1hmm, hast du den Server zum Anwendungsserver gemacht? (Sprich ASP.net installiert?)

2SQL Server und der Portal Server laufen auf der gleichen Maschine, oder?

zu 1 ja habe ich 

zu 2 ja beide aber ich will nur services installieren weil das reicht


----------



## nova-x-force (20. Juli 2004)

muss ich bei asp.net noch was einstellen ?
was wichtig ist ? es kommt immernoch die fehlermeldung seite nicht gefunden


----------



## nova-x-force (21. Juli 2004)

also die seite hab ich jetzt(ich kann sie erreichen )
jetzt muss ich hier eine sql datenbank eingeben   
aber wo  ist die beim sql server 2000muss cih die erst erstellen 
?


----------



## Radhad (21. Juli 2004)

Eigentlich macht das SharePoint selber bei der Installation mit der Datanebank komplett automatisch. Es wäre vielleicht doch sinnvoll, das nochmal neu aufzusetzen.


----------



## nova-x-force (21. Juli 2004)

und wie mach ich das  entwerder alles deinstallieren und neuinstallieren oder ? 


naja im mom hab ich das problem das ich auf die verwaltungsseite draufkommen aber sharepoint keine website erstellt

auch mit virtuel server nicht
 ich glaube ich werde gleich mal alles (sql und sharepoint neuinstallieren)


gruß nov-x-force


----------



## Radhad (21. Juli 2004)

Ja, schmeiß alles komplett runter und fang von vorne an.

WIndows mit allen Updates, SQL Server 2000 mit SP3a und dann SharePoint 2003, aber das weißt du ja.


MfG Radhad


----------



## nova-x-force (21. Juli 2004)

das windows kann ich nicht runterwerfen weil das im betrieb ist und da jede Menge sachen drauf sind die gebraucht werden 
aber den rest (sql und Sharepoint )



dann aber noch eine frege wenn ich das alles installiert hab wie kann ich das ganze "on" stellen und wie kann ich die seite verändern bearbeiten ?


----------



## nova-x-force (22. Juli 2004)

Setupfehler
Im Windows SharePoint Services Setup sind Fehler aufgetreten. 

Konfigurationsdatenbank erstellen : Metadatenmanifest 'C:\Programme\Gemeinsame Dateien\Microsoft Shared\Web Server Extensions\60\bin\sqmcfg.dll' ist nicht vorhanden oder hat ungültige Signatur. (Fehlernummer: 2779).
Virtuellen Server erweitern : Es kann keine Verbindung zur Konfigurationsdatenbank hergestellt werden.
IIS muss neu gestartet werden, bevor diese Änderung wirksam wird.
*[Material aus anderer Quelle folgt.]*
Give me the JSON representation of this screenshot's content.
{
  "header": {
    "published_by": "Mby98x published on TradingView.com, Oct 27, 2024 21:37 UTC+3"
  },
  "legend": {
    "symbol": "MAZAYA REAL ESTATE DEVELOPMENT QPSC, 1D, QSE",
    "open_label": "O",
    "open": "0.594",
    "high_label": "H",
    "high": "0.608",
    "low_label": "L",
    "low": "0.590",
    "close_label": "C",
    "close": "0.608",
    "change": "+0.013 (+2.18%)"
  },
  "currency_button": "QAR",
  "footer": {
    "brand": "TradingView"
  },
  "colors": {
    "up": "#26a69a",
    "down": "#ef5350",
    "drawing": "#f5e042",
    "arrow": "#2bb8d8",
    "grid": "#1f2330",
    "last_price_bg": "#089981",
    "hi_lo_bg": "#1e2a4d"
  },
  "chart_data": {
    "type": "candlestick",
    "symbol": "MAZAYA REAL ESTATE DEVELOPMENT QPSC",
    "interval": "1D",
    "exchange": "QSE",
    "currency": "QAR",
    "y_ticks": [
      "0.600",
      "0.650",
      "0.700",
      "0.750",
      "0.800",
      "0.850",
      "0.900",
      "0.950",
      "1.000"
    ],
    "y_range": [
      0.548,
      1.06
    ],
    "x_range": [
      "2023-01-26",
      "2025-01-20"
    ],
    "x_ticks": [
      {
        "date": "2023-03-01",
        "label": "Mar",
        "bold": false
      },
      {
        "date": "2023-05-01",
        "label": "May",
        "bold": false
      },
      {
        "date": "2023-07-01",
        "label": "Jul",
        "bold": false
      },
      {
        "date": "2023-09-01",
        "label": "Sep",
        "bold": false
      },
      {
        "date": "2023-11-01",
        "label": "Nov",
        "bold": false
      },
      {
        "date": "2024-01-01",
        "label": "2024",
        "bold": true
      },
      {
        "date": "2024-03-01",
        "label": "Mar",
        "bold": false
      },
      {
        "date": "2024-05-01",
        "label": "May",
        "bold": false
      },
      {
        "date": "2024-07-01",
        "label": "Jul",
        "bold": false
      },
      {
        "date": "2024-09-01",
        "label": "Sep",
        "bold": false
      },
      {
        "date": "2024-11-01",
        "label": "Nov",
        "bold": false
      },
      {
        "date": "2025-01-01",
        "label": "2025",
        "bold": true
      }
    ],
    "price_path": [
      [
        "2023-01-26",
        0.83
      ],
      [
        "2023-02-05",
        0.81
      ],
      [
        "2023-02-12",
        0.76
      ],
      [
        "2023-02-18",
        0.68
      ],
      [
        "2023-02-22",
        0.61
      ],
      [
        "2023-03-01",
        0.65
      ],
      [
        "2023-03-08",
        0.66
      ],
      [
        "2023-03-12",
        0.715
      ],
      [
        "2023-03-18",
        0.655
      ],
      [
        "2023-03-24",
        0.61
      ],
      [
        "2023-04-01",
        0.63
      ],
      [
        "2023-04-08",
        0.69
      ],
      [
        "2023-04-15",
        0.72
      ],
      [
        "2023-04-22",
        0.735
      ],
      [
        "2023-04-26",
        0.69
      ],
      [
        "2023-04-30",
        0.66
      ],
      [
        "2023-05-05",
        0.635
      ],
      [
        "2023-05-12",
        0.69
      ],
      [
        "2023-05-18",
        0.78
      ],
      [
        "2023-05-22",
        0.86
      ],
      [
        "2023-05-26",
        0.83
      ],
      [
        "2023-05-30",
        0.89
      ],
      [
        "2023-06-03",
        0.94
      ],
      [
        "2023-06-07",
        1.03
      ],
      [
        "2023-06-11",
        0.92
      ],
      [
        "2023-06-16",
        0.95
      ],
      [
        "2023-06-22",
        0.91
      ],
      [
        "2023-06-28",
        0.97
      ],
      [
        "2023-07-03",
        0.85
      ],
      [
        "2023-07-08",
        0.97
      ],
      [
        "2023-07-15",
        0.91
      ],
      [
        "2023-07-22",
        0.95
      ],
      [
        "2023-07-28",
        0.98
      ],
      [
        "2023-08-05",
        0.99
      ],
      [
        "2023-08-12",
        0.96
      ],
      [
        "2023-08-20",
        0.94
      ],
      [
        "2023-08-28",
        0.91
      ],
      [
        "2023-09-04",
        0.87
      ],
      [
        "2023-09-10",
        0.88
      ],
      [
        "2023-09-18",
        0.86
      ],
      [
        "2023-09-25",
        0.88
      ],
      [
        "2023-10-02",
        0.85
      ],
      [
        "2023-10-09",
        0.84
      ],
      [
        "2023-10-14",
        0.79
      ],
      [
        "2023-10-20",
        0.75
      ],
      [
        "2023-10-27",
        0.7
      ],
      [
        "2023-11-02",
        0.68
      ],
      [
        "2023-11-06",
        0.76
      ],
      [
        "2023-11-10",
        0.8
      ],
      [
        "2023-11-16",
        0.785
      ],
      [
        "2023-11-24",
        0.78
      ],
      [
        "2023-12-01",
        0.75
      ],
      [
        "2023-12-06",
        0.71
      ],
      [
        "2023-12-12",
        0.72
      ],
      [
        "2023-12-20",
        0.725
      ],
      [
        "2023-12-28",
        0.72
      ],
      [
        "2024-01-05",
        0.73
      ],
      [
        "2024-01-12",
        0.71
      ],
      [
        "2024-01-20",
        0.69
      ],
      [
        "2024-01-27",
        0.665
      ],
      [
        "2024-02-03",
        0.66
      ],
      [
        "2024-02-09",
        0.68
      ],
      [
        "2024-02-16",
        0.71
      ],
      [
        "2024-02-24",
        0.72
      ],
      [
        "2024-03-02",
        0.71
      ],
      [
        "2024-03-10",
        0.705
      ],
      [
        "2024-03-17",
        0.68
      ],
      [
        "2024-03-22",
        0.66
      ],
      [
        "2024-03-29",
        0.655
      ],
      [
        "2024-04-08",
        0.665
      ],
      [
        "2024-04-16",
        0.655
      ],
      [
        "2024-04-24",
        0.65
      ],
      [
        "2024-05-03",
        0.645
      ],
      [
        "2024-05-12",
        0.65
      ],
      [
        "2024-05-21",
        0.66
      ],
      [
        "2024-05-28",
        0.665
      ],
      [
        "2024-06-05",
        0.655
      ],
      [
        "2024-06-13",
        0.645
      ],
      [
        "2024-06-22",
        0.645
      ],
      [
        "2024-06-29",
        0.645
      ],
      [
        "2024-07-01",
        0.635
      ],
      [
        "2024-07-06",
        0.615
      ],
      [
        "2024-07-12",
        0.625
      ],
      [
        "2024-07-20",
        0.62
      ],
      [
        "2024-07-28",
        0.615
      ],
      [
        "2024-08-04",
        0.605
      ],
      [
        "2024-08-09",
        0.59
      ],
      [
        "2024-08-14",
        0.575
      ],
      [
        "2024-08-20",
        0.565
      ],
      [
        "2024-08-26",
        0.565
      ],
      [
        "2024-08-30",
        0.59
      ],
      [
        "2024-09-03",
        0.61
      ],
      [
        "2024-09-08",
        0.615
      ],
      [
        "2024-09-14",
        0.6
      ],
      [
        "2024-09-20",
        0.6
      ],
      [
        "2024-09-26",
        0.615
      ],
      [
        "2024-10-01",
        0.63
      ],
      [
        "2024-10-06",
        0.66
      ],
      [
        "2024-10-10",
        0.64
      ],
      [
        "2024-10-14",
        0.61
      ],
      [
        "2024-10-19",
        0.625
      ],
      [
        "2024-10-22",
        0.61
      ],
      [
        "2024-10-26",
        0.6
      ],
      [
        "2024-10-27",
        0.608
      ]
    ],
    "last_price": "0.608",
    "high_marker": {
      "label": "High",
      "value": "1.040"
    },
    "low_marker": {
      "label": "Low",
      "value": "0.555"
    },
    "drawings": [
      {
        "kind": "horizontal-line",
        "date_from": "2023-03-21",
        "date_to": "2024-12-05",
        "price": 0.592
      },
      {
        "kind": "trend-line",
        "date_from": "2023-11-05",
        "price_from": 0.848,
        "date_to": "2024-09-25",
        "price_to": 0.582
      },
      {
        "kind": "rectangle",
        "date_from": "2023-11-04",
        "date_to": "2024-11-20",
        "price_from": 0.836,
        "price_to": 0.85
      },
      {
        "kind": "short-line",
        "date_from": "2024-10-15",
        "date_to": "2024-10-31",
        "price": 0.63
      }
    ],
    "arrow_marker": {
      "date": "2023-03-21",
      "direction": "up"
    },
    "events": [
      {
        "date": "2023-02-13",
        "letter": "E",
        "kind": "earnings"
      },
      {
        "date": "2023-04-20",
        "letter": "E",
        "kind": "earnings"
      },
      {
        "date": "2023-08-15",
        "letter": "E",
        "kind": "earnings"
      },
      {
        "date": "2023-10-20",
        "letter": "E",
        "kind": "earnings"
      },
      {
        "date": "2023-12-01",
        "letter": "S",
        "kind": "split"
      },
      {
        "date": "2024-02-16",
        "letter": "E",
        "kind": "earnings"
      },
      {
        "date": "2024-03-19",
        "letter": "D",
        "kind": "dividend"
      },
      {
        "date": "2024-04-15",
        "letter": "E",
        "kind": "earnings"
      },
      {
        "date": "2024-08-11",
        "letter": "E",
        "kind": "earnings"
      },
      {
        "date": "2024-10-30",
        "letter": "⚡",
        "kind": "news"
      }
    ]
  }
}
Um IIS neu zu starten, öffnen Sie ein Befehlszeilenfenster und geben Sie iisreset ein

diese fehlermeldung kommt jetzt nach dem setup
wer kann helfen ?

Gruß Nova-x-Force


----------



## nova-x-force (23. Juli 2004)

so ich hab jetzt nochmal alles runterger gemach was muss ich bei dem sql server / mein anwendungserver einstellen ?


----------



## nova-x-force (23. Juli 2004)

*es tuts ,-)*

hi 


also wir ham alles neu drauf geschmissen (da war noch nen programm was ein konflikt darstellte)
jetzt tuts (sql und sharepoint )


allerdings wie heist meine datenbank bzw. wie erstell ich eine ? 
die windows hilfen sind  da sehr mangelhaft 
was muss ich bei sharepoint beachten ... habt ihr noch tips


vielen dank nochmal für die ratschläge
Gruß Nova-X-Force


----------



## MJSmith (3. August 2004)

*SharePoint Installation*

Moin Jungs,

kurze Frage. Mir stellt sich das Problem, dass ich nach der Win2003 Server (Standard-Edition) Installation und ASP.NET Installation nicht mal den SQL-Server installieren kann..., bei mir meckert er im Sinne von:

SQL Server 2000 und below werden von dieser Windows Version nicht unterstützt?

Ist das Problem bei euch nicht aufgetreten?

Holla - Lässt sich doch weiterinstallieren..., hat diese Fehlermeldungen Auswirkungen auf die spätere Funktionalität? Vielleicht kann jemand von euch Rat geben...

Danke

Andreas


----------



## xnovaforcex (5. August 2004)

@MJSmith 
also nicht unterstützt einfach weiter klicken und fdanach service pack draufspielen
dann leuft der sql server





ich hab aber jetrzt noch nen großes problem wenn ich eine seite erstellen will kommt diese fehlermeldung 

SharePoint Portal Server has detected SharePoint Team Services or FrontPage Server Extensions 2002 on this virtual server and cannot extend a virtual server over existing data. To proceed, migrate your data if necessary and uninstall SharePoint Team Services or FrontPage Server Extensions 2002 from this virtual server

sharepoint team services hab ich nicht (nur portel (was ja services mit installiert))
frontpage server Extensions 2002  hab ich nicht auf dem virtuellen server (schon runter geschmissen aber nicht deinstalliert weil ich nicht weis wie (systemsteuerung ->software zeigt der mir das nicht an ))


wer kann helfen ?


----------